My understanding of this rule is that it does not supersede other such arrangements, so the “men’s rights” complainers point out that a woman could assemble a large number of different men all paying child support; and that the charts for calculating this support amount do not take into account that others are also contributing, just the mother’s contribution.

It was maybe 20 or so years ago in the news that Quebec, for example, allowed the support arrangements for a child to be recalculated if the man also became liable to support other children. before that, once one level of support was established, it could not be altered.

Are you sure? I think it is a bit more nuanced than that. For example, if I move in with a woman and put up with her child but don’t act as a parent, then I am never on the hook for those expenses. I think, and maybe it is only my state thing, that if I move in an make a sort of declaration that, while we know that her real father is absent, I will act as your father.

Once I have made that statement and established that relationship…and all assuming that her real father is absent either through death or choice…I cannot then “back out” and just say, “Oh, I’m a legal stranger to this girl.”

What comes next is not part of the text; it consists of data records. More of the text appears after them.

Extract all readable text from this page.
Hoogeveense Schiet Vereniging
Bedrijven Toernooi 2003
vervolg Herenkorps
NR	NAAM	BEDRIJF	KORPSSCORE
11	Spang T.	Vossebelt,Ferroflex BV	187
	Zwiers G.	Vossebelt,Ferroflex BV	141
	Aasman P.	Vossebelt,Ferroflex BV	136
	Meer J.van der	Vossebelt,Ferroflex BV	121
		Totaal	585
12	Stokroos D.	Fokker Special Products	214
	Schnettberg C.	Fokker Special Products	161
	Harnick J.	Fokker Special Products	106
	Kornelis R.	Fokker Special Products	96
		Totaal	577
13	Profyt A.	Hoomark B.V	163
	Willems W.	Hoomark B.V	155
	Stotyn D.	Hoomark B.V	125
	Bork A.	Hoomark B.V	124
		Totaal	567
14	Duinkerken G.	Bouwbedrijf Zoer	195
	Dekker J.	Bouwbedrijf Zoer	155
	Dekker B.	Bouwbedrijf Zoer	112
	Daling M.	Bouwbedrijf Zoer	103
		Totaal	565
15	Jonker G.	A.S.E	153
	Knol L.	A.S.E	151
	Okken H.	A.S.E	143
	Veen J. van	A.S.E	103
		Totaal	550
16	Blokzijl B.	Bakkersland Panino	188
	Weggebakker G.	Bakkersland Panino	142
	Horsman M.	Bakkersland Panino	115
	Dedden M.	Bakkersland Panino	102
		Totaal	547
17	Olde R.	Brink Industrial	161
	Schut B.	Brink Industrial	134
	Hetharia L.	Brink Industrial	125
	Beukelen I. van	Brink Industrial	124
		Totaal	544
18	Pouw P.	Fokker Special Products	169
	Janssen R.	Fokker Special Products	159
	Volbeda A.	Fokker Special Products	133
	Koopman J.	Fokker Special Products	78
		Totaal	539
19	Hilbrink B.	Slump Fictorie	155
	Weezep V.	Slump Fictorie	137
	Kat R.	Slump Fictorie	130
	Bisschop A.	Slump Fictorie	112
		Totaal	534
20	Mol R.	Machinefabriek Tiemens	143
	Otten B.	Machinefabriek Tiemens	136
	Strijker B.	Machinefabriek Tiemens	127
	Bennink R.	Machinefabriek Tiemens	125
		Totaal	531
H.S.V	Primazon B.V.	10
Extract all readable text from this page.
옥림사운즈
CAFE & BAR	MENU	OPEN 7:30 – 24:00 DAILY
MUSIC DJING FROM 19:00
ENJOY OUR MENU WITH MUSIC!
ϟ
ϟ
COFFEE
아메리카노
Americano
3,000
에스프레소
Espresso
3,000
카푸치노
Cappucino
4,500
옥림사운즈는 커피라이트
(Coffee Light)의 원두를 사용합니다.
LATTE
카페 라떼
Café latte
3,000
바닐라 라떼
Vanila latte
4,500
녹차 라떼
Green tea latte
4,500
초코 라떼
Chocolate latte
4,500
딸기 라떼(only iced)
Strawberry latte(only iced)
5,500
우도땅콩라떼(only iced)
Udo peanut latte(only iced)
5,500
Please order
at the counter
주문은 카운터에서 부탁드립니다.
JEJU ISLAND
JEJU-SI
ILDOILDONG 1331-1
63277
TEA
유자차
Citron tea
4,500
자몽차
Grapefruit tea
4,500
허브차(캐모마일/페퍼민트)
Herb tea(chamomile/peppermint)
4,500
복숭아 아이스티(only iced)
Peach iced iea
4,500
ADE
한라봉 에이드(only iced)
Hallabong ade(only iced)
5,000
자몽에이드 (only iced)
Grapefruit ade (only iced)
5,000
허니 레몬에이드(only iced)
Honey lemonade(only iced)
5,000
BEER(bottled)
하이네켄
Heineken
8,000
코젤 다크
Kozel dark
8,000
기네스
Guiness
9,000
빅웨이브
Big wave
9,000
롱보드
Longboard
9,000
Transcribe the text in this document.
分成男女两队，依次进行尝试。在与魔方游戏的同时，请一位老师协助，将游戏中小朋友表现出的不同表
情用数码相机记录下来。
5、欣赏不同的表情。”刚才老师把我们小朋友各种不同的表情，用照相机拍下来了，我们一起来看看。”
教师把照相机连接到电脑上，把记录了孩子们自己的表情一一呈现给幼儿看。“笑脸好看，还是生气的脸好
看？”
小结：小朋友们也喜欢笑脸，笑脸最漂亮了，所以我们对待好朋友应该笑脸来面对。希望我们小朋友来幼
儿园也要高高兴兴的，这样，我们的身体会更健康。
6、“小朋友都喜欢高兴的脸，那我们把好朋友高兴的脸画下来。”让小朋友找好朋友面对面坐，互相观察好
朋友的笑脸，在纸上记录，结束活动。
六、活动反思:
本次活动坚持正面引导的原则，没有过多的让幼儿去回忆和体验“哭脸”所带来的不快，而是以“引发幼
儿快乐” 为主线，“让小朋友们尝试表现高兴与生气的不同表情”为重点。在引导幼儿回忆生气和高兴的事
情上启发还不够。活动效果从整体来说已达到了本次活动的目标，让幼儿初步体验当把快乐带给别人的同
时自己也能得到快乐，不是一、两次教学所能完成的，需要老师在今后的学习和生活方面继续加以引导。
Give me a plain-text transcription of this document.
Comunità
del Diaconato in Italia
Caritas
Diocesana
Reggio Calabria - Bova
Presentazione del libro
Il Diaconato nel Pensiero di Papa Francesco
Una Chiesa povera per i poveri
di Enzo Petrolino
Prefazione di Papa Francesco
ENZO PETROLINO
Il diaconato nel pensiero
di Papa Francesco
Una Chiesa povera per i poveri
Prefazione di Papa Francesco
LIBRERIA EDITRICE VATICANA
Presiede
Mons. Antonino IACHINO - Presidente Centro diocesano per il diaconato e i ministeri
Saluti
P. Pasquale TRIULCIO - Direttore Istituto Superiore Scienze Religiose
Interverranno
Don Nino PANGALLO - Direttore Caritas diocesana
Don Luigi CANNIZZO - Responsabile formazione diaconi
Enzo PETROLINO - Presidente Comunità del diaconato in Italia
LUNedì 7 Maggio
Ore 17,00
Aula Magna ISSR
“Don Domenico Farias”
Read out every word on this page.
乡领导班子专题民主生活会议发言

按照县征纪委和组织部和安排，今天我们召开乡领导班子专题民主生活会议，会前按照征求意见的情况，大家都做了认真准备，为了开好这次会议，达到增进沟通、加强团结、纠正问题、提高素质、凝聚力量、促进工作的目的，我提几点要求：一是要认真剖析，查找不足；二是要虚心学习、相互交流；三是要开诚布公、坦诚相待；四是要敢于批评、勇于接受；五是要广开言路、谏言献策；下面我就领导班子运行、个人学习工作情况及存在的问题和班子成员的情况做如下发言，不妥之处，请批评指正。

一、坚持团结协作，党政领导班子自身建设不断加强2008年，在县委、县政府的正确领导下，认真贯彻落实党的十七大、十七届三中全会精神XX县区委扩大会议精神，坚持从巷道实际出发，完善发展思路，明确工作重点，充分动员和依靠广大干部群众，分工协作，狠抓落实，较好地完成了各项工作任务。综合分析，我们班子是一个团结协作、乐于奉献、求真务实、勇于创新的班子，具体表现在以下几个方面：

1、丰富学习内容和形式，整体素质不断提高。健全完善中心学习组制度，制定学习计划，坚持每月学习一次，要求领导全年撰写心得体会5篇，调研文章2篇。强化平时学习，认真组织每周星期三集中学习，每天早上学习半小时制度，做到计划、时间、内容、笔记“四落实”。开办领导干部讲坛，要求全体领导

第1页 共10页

In California, where we’re relatively quick to recognize non-biological fathers (when they wanna be), there was a fairly recent child support case that basically said “no, we’re not gonna disincentivize stand-up guy behavior by making dudes into fathers against their will.” County of Los Angeles v. Christopher W. (2019) 41 Cal.App.5th 827. TL;DR, mom’s boyfriend stepped up to help raise her kid by a deadbeat dad. He even posted some pics on Facebook where he called himself the kid’s daddy, which is the kind of thing I’d put before a judge as evidence of “holding the child out as his own” as required by statute if I were trying to get him paternity status. But this wasn’t a dependency case; it came in to court because the county went after the biological deadbeat father for child support, and he tried to claim that mom’s boyfriend should be considered the dad for child support purposes instead. And it almost worked–the trial court agreed, but the appellate court reversed. I wholeheartedly agree with the latter decision.